Columbia University's Board of Trustees Extends Lee C. Bollinger's Service as President

March 21, 2016

New York – Columbia University’s Board of Trustees and President Lee C. Bollinger have agreed to continue his service for four additional years beyond 2018 to 2022, according to Trustee Chair Jonathan Schiller (CC’69, LAW’73).

“The Board of Trustees makes the decision to extend Lee Bollinger’s term as president with great enthusiasm and conviction,” said Schiller. “Under Lee’s exemplary leadership, Columbia is firmly established as one of the world’s indispensable research universities. Wherever one looks around Columbia, we see progress that his continued service will sustain and amplify. Over the past decade, Lee has led the development of one of the most diverse and accomplished communities of students and faculty in the nation. At the same time, he has secured a future in Manhattanville that will ultimately double the space available on our Morningside campus.”

Schiller noted that the first buildings on the Manhattanville campus in West Harlem will be opening in the year ahead, as will innovative education buildings also under construction at the Medical Center in Washington Heights. An important result of these developments will be the opportunity to address critical space needs of academic departments on the University’s Morningside and medical campuses. Complementing this smart, sustainable growth in New York, he said, is Columbia’s distinctive Global Center approach to education and engagement around the world.

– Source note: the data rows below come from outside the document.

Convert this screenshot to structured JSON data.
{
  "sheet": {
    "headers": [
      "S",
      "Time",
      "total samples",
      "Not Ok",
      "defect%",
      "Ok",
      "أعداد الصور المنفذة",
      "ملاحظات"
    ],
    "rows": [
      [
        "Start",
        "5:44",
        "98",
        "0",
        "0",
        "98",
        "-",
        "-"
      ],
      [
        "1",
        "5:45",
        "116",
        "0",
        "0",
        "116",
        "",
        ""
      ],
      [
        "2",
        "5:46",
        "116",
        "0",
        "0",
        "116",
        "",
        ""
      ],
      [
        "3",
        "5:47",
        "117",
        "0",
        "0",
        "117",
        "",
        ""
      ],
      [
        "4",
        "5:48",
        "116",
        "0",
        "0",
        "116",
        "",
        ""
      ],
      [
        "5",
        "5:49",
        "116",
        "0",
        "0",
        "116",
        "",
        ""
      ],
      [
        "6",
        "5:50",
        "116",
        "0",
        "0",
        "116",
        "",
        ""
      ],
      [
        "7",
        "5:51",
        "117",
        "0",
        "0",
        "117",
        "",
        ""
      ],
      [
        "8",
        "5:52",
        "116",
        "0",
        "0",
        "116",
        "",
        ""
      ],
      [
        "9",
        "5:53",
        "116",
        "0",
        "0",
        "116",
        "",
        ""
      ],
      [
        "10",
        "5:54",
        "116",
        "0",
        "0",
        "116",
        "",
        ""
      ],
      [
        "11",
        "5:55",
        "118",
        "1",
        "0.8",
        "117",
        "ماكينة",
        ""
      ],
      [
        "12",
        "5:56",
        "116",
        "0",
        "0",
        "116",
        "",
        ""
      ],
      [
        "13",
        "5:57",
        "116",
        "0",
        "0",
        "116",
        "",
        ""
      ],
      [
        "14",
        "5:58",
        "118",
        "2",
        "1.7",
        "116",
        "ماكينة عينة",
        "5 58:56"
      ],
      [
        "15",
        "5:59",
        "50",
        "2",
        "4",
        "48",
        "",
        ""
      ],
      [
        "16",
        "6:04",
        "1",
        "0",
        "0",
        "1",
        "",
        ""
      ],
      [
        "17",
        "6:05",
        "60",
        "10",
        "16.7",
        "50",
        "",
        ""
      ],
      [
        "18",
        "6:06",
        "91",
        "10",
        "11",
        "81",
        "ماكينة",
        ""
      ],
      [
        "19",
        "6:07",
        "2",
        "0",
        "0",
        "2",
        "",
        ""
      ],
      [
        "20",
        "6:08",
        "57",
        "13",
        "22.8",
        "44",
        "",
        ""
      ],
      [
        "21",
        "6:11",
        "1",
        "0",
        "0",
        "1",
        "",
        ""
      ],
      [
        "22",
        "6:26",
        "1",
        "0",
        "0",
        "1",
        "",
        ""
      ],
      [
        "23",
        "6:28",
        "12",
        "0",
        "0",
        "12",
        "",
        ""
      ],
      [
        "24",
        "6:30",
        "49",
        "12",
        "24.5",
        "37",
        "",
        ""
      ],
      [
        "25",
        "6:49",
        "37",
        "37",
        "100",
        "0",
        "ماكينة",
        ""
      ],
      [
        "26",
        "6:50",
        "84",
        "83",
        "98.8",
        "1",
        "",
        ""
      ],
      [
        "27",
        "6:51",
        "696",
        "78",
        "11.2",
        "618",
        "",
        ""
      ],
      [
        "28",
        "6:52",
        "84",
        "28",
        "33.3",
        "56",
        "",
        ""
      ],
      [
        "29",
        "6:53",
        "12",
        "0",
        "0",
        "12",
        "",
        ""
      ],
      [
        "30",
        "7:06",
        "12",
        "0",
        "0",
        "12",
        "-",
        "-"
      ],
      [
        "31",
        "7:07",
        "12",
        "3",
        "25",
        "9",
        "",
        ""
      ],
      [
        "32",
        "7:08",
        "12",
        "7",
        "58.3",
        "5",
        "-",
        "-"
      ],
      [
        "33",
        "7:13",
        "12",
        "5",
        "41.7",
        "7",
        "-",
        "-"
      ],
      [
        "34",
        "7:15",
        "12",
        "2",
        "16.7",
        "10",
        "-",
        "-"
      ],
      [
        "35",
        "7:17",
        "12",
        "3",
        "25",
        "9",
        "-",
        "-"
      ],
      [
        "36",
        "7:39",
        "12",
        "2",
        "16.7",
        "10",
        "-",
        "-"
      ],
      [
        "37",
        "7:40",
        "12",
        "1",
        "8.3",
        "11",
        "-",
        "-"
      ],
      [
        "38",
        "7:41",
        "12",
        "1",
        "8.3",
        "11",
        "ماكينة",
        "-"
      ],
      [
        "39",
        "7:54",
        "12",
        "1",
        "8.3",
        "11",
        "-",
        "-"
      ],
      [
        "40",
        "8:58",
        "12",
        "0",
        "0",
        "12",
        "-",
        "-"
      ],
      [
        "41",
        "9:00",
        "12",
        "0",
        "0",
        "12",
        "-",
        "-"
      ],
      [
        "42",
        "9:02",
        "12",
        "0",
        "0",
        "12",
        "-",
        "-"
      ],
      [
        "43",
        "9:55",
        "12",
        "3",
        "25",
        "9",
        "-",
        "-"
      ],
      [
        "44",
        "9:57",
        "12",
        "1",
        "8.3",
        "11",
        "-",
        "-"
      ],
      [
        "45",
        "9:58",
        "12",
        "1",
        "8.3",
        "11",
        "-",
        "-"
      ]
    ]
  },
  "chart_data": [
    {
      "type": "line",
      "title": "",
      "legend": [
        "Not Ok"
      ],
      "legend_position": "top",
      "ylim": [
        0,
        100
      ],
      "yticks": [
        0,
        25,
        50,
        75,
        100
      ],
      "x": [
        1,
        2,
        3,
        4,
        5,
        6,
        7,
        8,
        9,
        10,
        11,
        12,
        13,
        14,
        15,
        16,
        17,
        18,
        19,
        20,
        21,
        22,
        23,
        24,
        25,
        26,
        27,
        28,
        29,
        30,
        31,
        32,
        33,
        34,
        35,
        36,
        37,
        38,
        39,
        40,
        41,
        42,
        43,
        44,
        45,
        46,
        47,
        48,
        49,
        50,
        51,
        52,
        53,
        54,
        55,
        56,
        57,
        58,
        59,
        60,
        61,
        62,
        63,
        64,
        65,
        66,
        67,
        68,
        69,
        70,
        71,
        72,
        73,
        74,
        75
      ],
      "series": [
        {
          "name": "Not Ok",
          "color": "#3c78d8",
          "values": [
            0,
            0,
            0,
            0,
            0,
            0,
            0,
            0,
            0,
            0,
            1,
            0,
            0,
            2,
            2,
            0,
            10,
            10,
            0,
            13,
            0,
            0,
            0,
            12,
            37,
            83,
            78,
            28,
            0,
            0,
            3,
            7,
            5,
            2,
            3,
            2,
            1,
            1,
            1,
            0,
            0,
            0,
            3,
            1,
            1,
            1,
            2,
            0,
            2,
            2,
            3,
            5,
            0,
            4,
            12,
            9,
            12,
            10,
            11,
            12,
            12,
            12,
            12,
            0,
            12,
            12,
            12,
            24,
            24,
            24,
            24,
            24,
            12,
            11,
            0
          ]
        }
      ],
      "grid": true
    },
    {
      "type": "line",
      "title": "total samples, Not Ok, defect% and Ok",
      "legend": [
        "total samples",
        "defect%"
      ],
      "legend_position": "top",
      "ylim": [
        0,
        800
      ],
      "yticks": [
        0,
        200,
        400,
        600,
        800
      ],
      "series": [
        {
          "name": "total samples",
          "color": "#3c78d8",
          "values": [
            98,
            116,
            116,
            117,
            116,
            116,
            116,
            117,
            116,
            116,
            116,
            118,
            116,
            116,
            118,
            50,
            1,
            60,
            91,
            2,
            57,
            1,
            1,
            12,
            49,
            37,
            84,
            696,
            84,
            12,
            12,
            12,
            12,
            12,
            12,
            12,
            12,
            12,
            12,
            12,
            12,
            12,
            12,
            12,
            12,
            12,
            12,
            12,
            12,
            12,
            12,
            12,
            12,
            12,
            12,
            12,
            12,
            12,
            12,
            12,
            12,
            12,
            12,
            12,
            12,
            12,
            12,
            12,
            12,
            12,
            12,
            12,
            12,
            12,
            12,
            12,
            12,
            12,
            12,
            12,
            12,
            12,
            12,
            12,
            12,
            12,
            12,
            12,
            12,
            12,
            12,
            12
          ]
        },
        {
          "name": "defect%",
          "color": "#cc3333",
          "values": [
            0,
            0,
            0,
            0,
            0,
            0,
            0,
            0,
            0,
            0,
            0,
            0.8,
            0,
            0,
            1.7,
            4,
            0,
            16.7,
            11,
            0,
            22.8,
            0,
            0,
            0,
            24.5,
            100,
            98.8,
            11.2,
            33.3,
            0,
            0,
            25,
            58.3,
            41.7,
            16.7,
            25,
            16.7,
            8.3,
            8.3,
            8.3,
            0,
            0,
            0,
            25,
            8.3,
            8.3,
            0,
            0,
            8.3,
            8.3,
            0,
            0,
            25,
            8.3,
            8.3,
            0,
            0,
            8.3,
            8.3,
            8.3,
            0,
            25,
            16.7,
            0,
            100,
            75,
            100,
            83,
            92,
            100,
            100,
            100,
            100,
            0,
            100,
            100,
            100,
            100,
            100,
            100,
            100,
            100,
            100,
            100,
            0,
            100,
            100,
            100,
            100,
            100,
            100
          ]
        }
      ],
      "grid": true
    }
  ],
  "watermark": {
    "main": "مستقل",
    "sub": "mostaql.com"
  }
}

The Trustees take special pride, Schiller said, in President Bollinger’s leadership among peers in advocating and building diversity across the university—including Columbia’s 10-year, $85 million investment in expanding the number of faculty from underrepresented groups; enhanced student financial aid that makes a Columbia education accessible; and the appointment of the now-majority of Columbia deans who are women.

“The excellence of the University’s teaching, scholarship and research is on full display on every new academic frontier, including interdisciplinary initiatives in neuroscience and precision medicine that bring together researchers, clinicians, engineers, and scholars in the humanities, social sciences and our professional schools,” Schiller said. “Unprecedented levels of alumni engagement and financial support have provided a foundation for Columbia’s continued progress, including financial aid for our students, and faculty recruitment and retention.”

“We believe Lee’s compelling intellectual vision and his record of fiscal management and fundraising success have made Columbia the most dynamic place in higher education. We want to continue without pause this extraordinary forward momentum in the years ahead.”

“It is, for me, the highest privilege to be able to play a role in one of the great eras in Columbia’s long and distinguished history,” said President Bollinger.  “Above all, however, what captures my complete dedication is the still-to-be-realized potential of this extraordinary institution to benefit humanity in new as well as traditional ways, but always through the core mission of advancing knowledge and understanding, educating the next generation of youth and serving the public good.  I am grateful to the Trustees and the University for their confidence and support, and, I must add, to my wife, Jean, for her ever wise counsel in the work and life we share together.”